Quão nobre é o roubo do artista? Um diálogo entre Pericoli e Calvino.

Quem melhor que Italo Calvino sabia o que significava descer (ou ascender) pelos galhos, isto é, reconhecer uma ancestralidade, ele, o arquiteto de um barão nas árvores? Quem melhor que Tullio Pericoli , de Colli del Tronto, em Marche, pode exibir livremente o laissez-passer de Leopardi: "Roubar o que pertence aos outros não é absolutamente repugnante à natureza"?
Tem ares de uma palestra americana, sabe-se lá em que medida involuntária, Furti ad arte (agora publicado por Henry Beyle), uma conversa redescoberta entre "o esquilo da caneta", que faleceu há quarenta anos, e o filósofo do lápis, aquele que "pensa em imagens", como o próprio Calvino identificou Tullio Pericoli. Essa caminhada iluminista em torno do nobre exercício de "roubar" remonta a 1980. Da arte (o azul de Klein espelhando o preto de Soulages, por exemplo) ao jornalismo ("Uma entrevista é um artigo roubado", segundo Longanesi), à literatura (quando Borges observou que os homens, ao longo dos séculos, sempre repetiram duas histórias: "a de um navio perdido que busca uma ilha amada no Mediterrâneo e a de um deus crucificado no Gólgota").
Túlio Pericoli
(quadro)Esta peça de moralidade começa com uma confissão: Roubando de Klee , título da exposição milanesa na Galleria Il Milione, que deu origem à conversa. É uma meditação sobre a linguagem, Roubos na Arte . Entre dois intelectuais "em busca de formas possíveis, que não existem na realidade, mas existem porque são possíveis". Como dizer o indizível, como forçar o destino, na página e no ateliê?
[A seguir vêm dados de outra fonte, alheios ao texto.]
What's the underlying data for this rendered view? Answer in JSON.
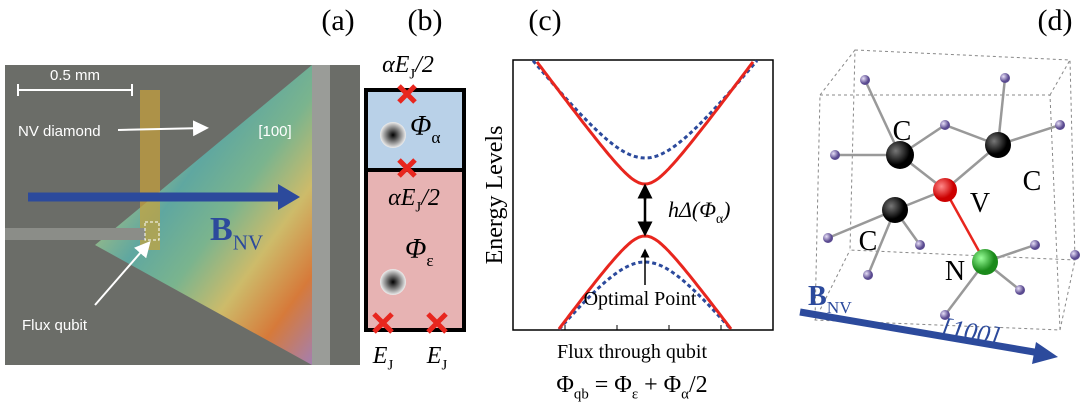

Calvino e Pericoli em uníssono, se Calvino dedicar as Cosmicômicas antigas e novas ao seu amigo, chamando-as de "as mais pericoli-especiais dos meus livros". No espírito de Qfwfq, "um olhar humano (ou uma piscadela) projetado sobre a realidade de um mundo que parece cada vez mais resistente a palavras e imagens".
Trata-se de uma gama de afinidades eletivas , roubos engenhosos . Assim, Robert Louis Stevenson está incluído na árvore genealógica de Calvino (entre seus autores "genéticos", com uma "veia visionária e espetacular" homenageada na palestra sobre Visibilidade). Assim, no coração de Tullio Pericoli, que projetará e redesenhará a casa ideal do escritor escocês para Adelphi, cada cômodo é uma fatia de um mundo fabuloso, navegando em direção a uma ilha do tesouro indestrutível.
Uma obra de Tullio Pericoli que, assim como a abaixo, ilustra Furti ad arte , o diálogo redescoberto entre o artista e o escritor Italo Calvino.
Cada um, à maneira montaliana, reconhece o seu próprio (Montale, que deixou Pericoli levá-lo de carro num velho Fiat 500 da Corriere até a Via Bigli; Montale , para Calvino, foi "o único filósofo que consegui acompanhar sistematicamente na minha juventude"). Diante da fragmentação de Klee , Montale adverte: "Ele não tem a intenção de produzir fragmentos, partes de um todo imaginário: seu objetivo é aprisionar uma emoção que permita ao espectador ou leitor tornar-se o próprio autor por um instante."
Uma obra de Tullio Pericoli que, assim como a abaixo, ilustra Furti ad arte , o diálogo redescoberto entre o artista e o escritor Italo Calvino.
O roubo do autor que se lê. Como concorda Calvino : "Há ali essa coisa fechada, esse objeto do qual se rouba algo trancado dentro. Há uma invasão, um roubo em toda leitura verdadeira. Naturalmente, pinturas e obras literárias são construídas especificamente para serem roubadas, nesse sentido."
O roubo que é ler, traduzir e copiar (Calvino, que evoca a história borgiana de Pierre Menard , autor de um livro idêntico a Dom Quixote , mas que, sendo "seu", possui um significado diferente; Pericoli, que remete ao conceito de imitação, teorizado no século XVIII por Joshua Reynolds).
Nem Calvino nem Pericoli o mencionam, mas o diálogo entre eles parece sugerir a "conspiração", o "roubo", segundo Francesco Arcangeli : "E não poderia ser, portanto, senão por meio da conspiração, através da transmissão, mas também através da transformação. Os significados da obra tornam-se 'inexauríveis' dentro da vida da história, que, para a minha geração, nunca foi história com H maiúsculo de historicismo, mas uma consciência humana e inquieta da passagem do tempo."